Statenvertaling

Jesaja 24:14-23 Statenvertaling (SV1750)

14. Die zullen hun stem opheffen, zij zullen vrolijk zingen; vanwege de heerlijkheid des HEEREN zullen zij juichen van de zee af.

15. Daarom eert den HEERE in de valleien, in de eilanden der zee den Naam des HEEREN, des Gods van Israel.

16. Van het uiterste einde der aarde horen wij psalmen, tot verheerlijking des Rechtvaardigen. Doch nu zeg ik: Ik word mager, ik word mager, wee mij! de trouwelozen handelen trouwelooslijk, en met trouweloosheid handelen de trouwelozen trouwelooslijk.

17. De vrees, en de kuil, en de strik over u, o inwoners des lands!

18. En het zal geschieden, zo wie voor de stem der vreze vlieden zal, die zal in den kuil vallen; en die uit den kuil opklimt, die zal in den strik gevangen worden; want de sluizen in de hoogte zijn opengedaan, en de fondamenten der aarde zullen beven.

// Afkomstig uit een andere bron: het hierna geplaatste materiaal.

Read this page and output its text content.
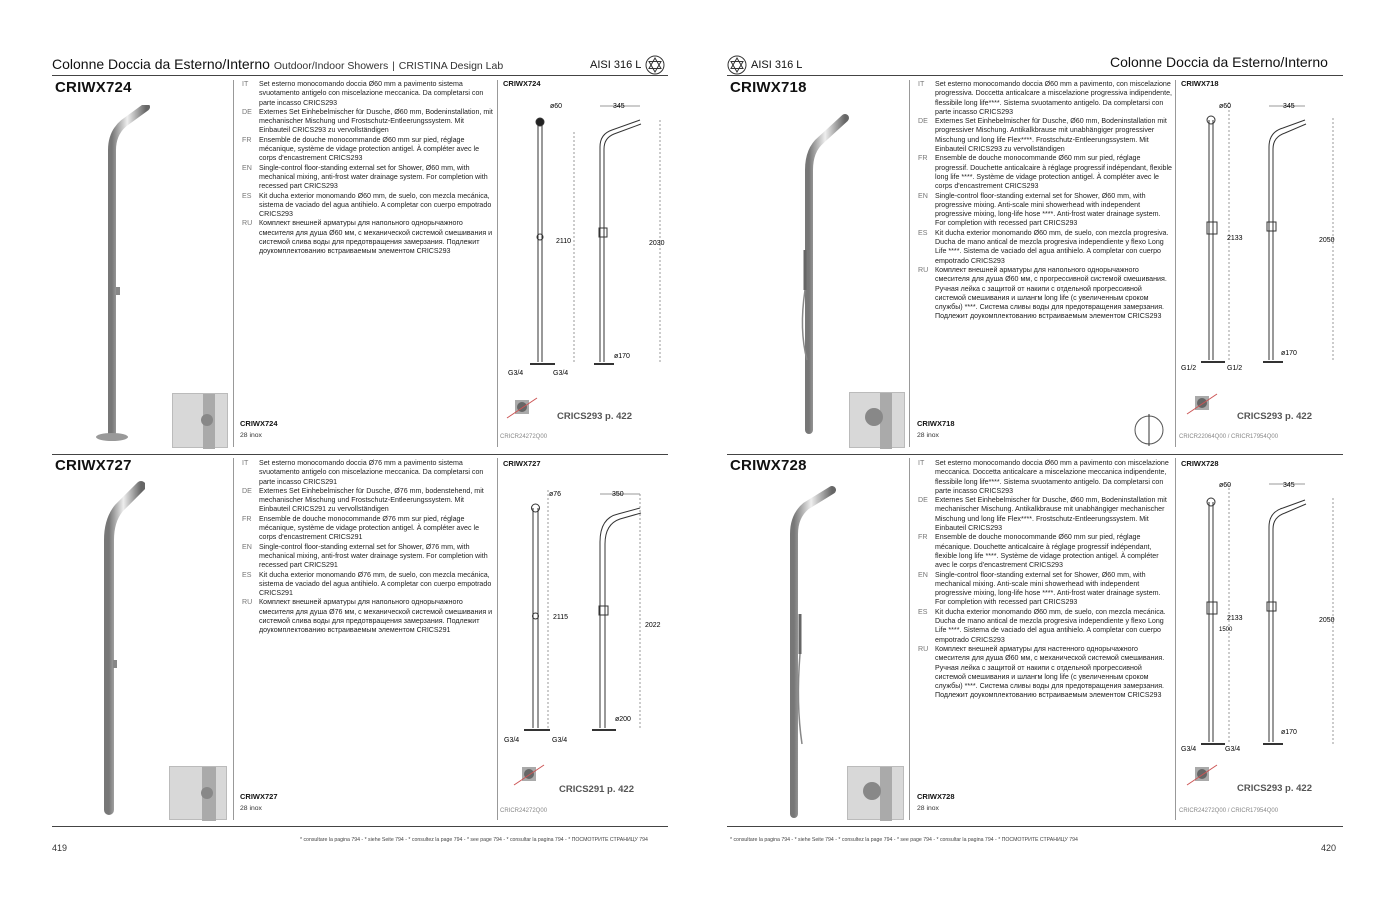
Colonne Doccia da Esterno/Interno Outdoor/Indoor Showers | CRISTINA Design Lab	AISI 316 L
CRIWX724
CRIWX724
28 inox
IT	Set esterno monocomando doccia Ø60 mm a pavimento sistema svuotamento antigelo con miscelazione meccanica. Da completarsi con parte incasso CRICS293
DE	Externes Set Einhebelmischer für Dusche, Ø60 mm, Bodeninstallation, mit mechanischer Mischung und Frostschutz-Entleerungssystem. Mit Einbauteil CRICS293 zu vervollständigen
FR	Ensemble de douche monocommande Ø60 mm sur pied, réglage mécanique, système de vidage protection antigel. À compléter avec le corps d'encastrement CRICS293
EN	Single-control floor-standing external set for Shower, Ø60 mm, with mechanical mixing, anti-frost water drainage system. For completion with recessed part CRICS293
ES	Kit ducha exterior monomando Ø60 mm, de suelo, con mezcla mecánica, sistema de vaciado del agua antihielo. A completar con cuerpo empotrado CRICS293
RU Комплект внешней арматуры для напольного однорычажного смесителя для душа Ø60 мм, с механической системой смешивания и системой слива воды для предотвращения замерзания. Подлежит доукомплектованию встраиваемым элементом CRICS293
CRIWX724
ø60	345
2110	2030
ø170
G3/4	G3/4
CRICS293 p. 422
CRICR24272Q00
CRIWX727
CRIWX727
28 inox
IT	Set esterno monocomando doccia Ø76 mm a pavimento sistema svuotamento antigelo con miscelazione meccanica. Da completarsi con parte incasso CRICS291
DE	Externes Set Einhebelmischer für Dusche, Ø76 mm, bodenstehend, mit mechanischer Mischung und Frostschutz-Entleerungssystem. Mit Einbauteil CRICS291 zu vervollständigen
FR	Ensemble de douche monocommande Ø76 mm sur pied, réglage mécanique, système de vidage protection antigel. À compléter avec le corps d'encastrement CRICS291
EN	Single-control floor-standing external set for Shower, Ø76 mm, with mechanical mixing, anti-frost water drainage system. For completion with recessed part CRICS291
ES	Kit ducha exterior monomando Ø76 mm, de suelo, con mezcla mecánica, sistema de vaciado del agua antihielo. A completar con cuerpo empotrado CRICS291
RU Комплект внешней арматуры для напольного однорычажного смесителя для душа Ø76 мм, с механической системой смешивания и системой слива воды для предотвращения замерзания. Подлежит доукомплектованию встраиваемым элементом CRICS291
CRIWX727
ø76	350
2115
2022
ø200
G3/4	G3/4
CRICS291 p. 422
CRICR24272Q00
* consultare la pagina 794 - * siehe Seite 794 - * consultez la page 794 - * see page 794 - * consultar la pagina 794 - * ПОСМОТРИТЕ СТРАНИЦУ 794
419
AISI 316 L	Colonne Doccia da Esterno/Interno
CRIWX718
CRIWX718
28 inox
IT	Set esterno monocomando doccia Ø60 mm a pavimento, con miscelazione progressiva. Doccetta anticalcare a miscelazione progressiva indipendente, flessibile long life****. Sistema svuotamento antigelo. Da completarsi con parte incasso CRICS293
DE	Externes Set Einhebelmischer für Dusche, Ø60 mm, Bodeninstallation mit progressiver Mischung. Antikalkbrause mit unabhängiger progressiver Mischung und long life Flex****. Frostschutz-Entleerungssystem. Mit Einbauteil CRICS293 zu vervollständigen
FR	Ensemble de douche monocommande Ø60 mm sur pied, réglage progressif. Douchette anticalcaire à réglage progressif indépendant, flexible long life ****. Système de vidage protection antigel. À compléter avec le corps d'encastrement CRICS293
EN	Single-control floor-standing external set for Shower, Ø60 mm, with progressive mixing. Anti-scale mini showerhead with independent progressive mixing, long-life hose ****. Anti-frost water drainage system. For completion with recessed part CRICS293
ES	Kit ducha exterior monomando Ø60 mm, de suelo, con mezcla progresiva. Ducha de mano antical de mezcla progresiva independiente y flexo Long Life ****. Sistema de vaciado del agua antihielo. A completar con cuerpo empotrado CRICS293
RU Комплект внешней арматуры для напольного однорычажного смесителя для душа Ø60 мм, с прогрессивной системой смешивания. Ручная лейка с защитой от накипи с отдельной прогрессивной системой смешивания и шлангм long life (с увеличенным сроком службы) ****. Система сливы воды для предотвращения замерзания. Подлежит доукомплектованию встраиваемым элементом CRICS293
CRIWX718
ø60	345
2133	2050
ø170
G1/2	G1/2
CRICS293 p. 422
CRICR22064Q00 / CRICR17954Q00
CRIWX728
CRIWX728
28 inox
IT	Set esterno monocomando doccia Ø60 mm a pavimento con miscelazione meccanica. Doccetta anticalcare a miscelazione meccanica indipendente, flessibile long life****. Sistema svuotamento antigelo. Da completarsi con parte incasso CRICS293
DE	Externes Set Einhebelmischer für Dusche, Ø60 mm, Bodeninstallation mit mechanischer Mischung. Antikalkbrause mit unabhängiger mechanischer Mischung und long life Flex****. Frostschutz-Entleerungssystem. Mit Einbauteil CRICS293
FR	Ensemble de douche monocommande Ø60 mm sur pied, réglage mécanique. Douchette anticalcaire à réglage progressif indépendant, flexible long life ****. Système de vidage protection antigel. À compléter avec le corps d'encastrement CRICS293
EN	Single-control floor-standing external set for Shower, Ø60 mm, with mechanical mixing. Anti-scale mini showerhead with independent progressive mixing, long-life hose ****. Anti-frost water drainage system. For completion with recessed part CRICS293
ES	Kit ducha exterior monomando Ø60 mm, de suelo, con mezcla mecánica. Ducha de mano antical de mezcla progresiva independiente y flexo Long Life ****. Sistema de vaciado del agua antihielo. A completar con cuerpo empotrado CRICS293
RU Комплект внешней арматуры для настенного однорычажного смесителя для душа Ø60 мм, с механической системой смешивания. Ручная лейка с защитой от накипи с отдельной прогрессивной системой смешивания и шлангм long life (с увеличенным сроком службы) ****. Система сливы воды для предотвращения замерзания. Подлежит доукомплектованию встраиваемым элементом CRICS293
CRIWX728
ø60	345
2133
1500
2050
ø170
G3/4	G3/4
CRICS293 p. 422
CRICR24272Q00 / CRICR17954Q00
* consultare la pagina 794 - * siehe Seite 794 - * consultez la page 794 - * see page 794 - * consultar la pagina 794 - * ПОСМОТРИТЕ СТРАНИЦУ 794
420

19. De aarde zal ganselijk verbroken worden, de aarde zal ganselijk vaneen gescheurd worden, de aarde zal ganselijk bewogen worden.

20. De aarde zal ganselijk waggelen, gelijk een dronkaard, en zij zal heen en weder bewogen worden, gelijk een nachthut; en haar overtreding zal zwaar op haar zijn, en zij zal vallen, en niet weder opstaan.

21. En het zal geschieden te dien dage, dat de HEERE bezoeking doen zal over de heirscharen des hogen in de hoogte, en over de koningen des aardbodems op den aardbodem.

22. En zij zullen samenvergaderd worden, gelijk de gevangenen in een put, en zij zullen besloten worden in een gevangenis, maar na vele dagen weder bezocht worden.

23. En de maan zal schaamrood worden, en de zon zal beschaamd worden, als de HEERE der heirscharen regeren zal op den berg Sion en te Jeruzalem, en voor zijn oudsten zal heerlijkheid zijn.